Director at TETRA Technologies (TTI) receives 37,723 shares from RSU vesting
Filing Impact
Filing Sentiment
Form Type
4
Rhea-AI Filing Summary
TETRA Technologies director Thomas R. Bates Jr. reported the vesting of restricted stock units that converted into common stock. On June 12, 2026, 37,723 restricted stock units vested and converted to 37,723 shares of common stock on a one-for-one basis.
The award was originally granted on June 12, 2025 and fully vested one year later. After this compensation-related conversion, Bates directly holds 569,647 shares of TETRA Technologies common stock. This filing reflects an exercise/settlement of equity awards rather than an open-market purchase or sale.
Positive
- None.
Negative
- None.
Insider Trade Summary
37,723 shares exercised/converted
Mixed
2 txns
Insider
BATES THOMAS R JR
Role
null
| Type | Security | Shares | Price | Value |
|---|---|---|---|---|
| Exercise | Restricted Stock Units | 37,723 | $0.00 | -- |
| Exercise | Common Stock | 37,723 | $0.00 | -- |
Holdings After Transaction:
Restricted Stock Units — 0 shares (Direct, null);
Common Stock — 569,647 shares (Direct, null)
Footnotes (1)
- Represents vested shares of restricted stock units granted on June 12, 2025. Restricted stock units convert into common stock on a one-for-one basis. The restricted stock unit award fully vested on June 12, 2026. Each restricted stock unit represents the contingent right to receive one share of the Issuer's common stock upon vesting of the unit.
Key Figures
RSUs converted: 37,723 units
Common shares received: 37,723 shares
Post-transaction holdings: 569,647 shares
+3 more
6 metrics
RSUs converted
37,723 units
Restricted stock units vested June 12, 2026
Common shares received
37,723 shares
One-for-one conversion from vested RSUs
Post-transaction holdings
569,647 shares
Common stock directly held after RSU conversion
Transaction code
M
Exercise or conversion of derivative security
Grant date of RSUs
June 12, 2025
Original restricted stock unit award date
Full vesting date
June 12, 2026
Restricted stock unit award fully vested
Key Terms
Restricted Stock Units, derivative security, contingent right, one-for-one basis
4 terms
Restricted Stock Units financial
"Represents vested shares of restricted stock units granted on June 12, 2025."
Restricted stock units are a type of company reward where employees are promised shares of stock, but they only fully own these shares after meeting certain conditions, like staying with the company for a set time. They matter because they can become valuable assets and are often used to motivate employees to help the company succeed.
derivative security financial
"transaction_code_description: Exercise or conversion of derivative security"
A derivative security is a financial contract whose value comes from the price or performance of something else, such as a stock, bond, commodity, or market index. For investors it acts like an insurance policy or a wager: it can be used to protect against losses, lock in prices, or amplify gains and losses, so it can change a portfolio’s risk and potential return without owning the underlying asset directly.

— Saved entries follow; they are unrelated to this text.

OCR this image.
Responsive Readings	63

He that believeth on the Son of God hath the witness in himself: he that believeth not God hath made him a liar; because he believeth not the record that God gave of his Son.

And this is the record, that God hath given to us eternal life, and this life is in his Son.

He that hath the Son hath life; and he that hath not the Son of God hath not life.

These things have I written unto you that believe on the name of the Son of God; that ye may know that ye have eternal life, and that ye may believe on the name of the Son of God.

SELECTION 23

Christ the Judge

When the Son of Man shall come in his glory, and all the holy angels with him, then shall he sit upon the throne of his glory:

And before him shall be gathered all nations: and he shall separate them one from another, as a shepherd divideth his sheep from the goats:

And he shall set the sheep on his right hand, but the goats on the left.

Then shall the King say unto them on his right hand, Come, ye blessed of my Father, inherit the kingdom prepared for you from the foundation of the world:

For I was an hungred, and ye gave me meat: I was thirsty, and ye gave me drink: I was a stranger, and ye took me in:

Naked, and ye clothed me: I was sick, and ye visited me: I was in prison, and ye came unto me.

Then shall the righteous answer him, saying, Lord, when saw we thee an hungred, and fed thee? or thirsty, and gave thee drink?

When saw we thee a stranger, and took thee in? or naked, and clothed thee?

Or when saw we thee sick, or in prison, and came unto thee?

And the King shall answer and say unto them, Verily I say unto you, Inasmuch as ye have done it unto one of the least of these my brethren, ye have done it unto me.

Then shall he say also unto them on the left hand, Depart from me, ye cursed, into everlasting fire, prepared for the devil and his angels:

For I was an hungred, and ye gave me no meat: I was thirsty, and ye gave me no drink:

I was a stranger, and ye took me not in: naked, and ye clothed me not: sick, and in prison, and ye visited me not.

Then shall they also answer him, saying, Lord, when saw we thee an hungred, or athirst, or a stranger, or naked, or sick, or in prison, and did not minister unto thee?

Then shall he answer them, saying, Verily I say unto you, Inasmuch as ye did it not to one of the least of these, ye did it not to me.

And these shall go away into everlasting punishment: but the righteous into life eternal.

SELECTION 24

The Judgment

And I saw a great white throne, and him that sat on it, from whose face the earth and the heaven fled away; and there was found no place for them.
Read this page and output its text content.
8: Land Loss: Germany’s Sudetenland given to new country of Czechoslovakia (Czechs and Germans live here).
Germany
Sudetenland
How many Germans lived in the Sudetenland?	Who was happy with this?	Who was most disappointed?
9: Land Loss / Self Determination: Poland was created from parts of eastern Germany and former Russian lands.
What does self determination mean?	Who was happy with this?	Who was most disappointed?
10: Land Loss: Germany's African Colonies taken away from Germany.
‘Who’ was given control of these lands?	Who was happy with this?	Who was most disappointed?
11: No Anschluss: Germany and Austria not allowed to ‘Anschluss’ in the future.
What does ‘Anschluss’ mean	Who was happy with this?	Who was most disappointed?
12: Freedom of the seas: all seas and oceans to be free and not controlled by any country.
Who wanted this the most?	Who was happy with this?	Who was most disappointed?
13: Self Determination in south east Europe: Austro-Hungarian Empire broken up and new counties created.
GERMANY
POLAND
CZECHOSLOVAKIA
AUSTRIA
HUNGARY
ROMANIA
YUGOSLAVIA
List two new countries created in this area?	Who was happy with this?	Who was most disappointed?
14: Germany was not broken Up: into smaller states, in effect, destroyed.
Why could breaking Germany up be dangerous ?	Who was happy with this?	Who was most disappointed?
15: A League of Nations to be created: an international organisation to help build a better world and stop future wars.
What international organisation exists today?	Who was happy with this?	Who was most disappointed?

contingent right financial
"represents the contingent right to receive one share of the Issuer's common stock"
one-for-one basis financial
"Restricted stock units convert into common stock on a one-for-one basis."
FAQ
What insider transaction did TETRA Technologies (TTI) report for Thomas R. Bates Jr.?
TETRA Technologies reported that director Thomas R. Bates Jr. settled vested restricted stock units into common shares. On June 12, 2026, 37,723 restricted stock units converted into 37,723 shares of common stock as part of his equity compensation.
When did the restricted stock unit award for TTI fully vest?
The restricted stock unit award fully vested on June 12, 2026. These units were originally granted on June 12, 2025 and represented a contingent right to receive one TETRA Technologies common share upon vesting of each unit.
What does the TTI Form 4 say about Bates’s post-transaction holdings?
After the transaction, Bates directly holds 569,647 shares of TTI common stock. This total reflects his position following the conversion of 37,723 restricted stock units into an equal number of common shares.
Was the TTI insider transaction an open-market buy or sell?
No, the TTI transaction was not an open-market buy or sell. The Form 4 shows a derivative exercise (code M), where vested restricted stock units were settled into common stock as part of equity compensation, with no reported market trade.
How do TTI restricted stock units convert into common stock in this filing?
The restricted stock units convert into TTI common stock on a one-for-one basis. Each unit represents a contingent right to receive one share upon vesting, so 37,723 units produced 37,723 common shares for the reporting director.